Tamsin truly looked at Harry now. She tried to put aside all the built in preconceptions that came with years of close familiarity. She looked at this Harry's too skinny wrists and the ankle Tamsin still held. The dark circles under her eyes. The taped together glasses. The roughness and small cuts on hands used to hard work without the protection of gloves. The ragged clothes and the yellowing bruise that peeked out from underneath the left sleeve of Harry's t-shirt. The way Harry instinctively hunched her shoulders while talking about her relatives in order to make herself a smaller target.

One of Tamsin's last acts in this universe would be murder these Dursleys.

For now, she only nodded and said that they would figure out another way.

They finally settled on a surprise attack that hinged on the visiting neighbors seeing a very polite and charming Tamsin asking to visit her dear friend.
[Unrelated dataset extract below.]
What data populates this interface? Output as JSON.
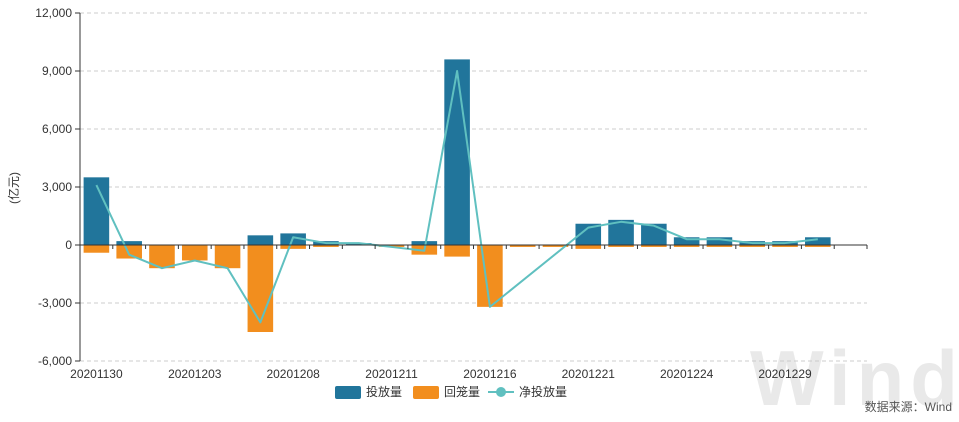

It was terribly risky and there could be hell to pay with the Dursleys once the doors were closed, but it would get her inside. To accomplish it though, they needed to head over now before the party ended.

Without thought, Tamsin reached out for Harry's hand as they started walking, brushing their fingers together. Harry startled and pulled away, staring at Tamsin wide-eyed.

Baby steps. This was just a temporary setback, but Tamsin's heart ached all the same.

Something of the internal struggle must have shown on her face. Harry held out her hand, tentatively grabbing Tamsin's. She tested out different angles, opening and closing her fingers, before settling on the perfect one.

It was just the same as Tamsin remembered.

They walked down the street, palm to palm.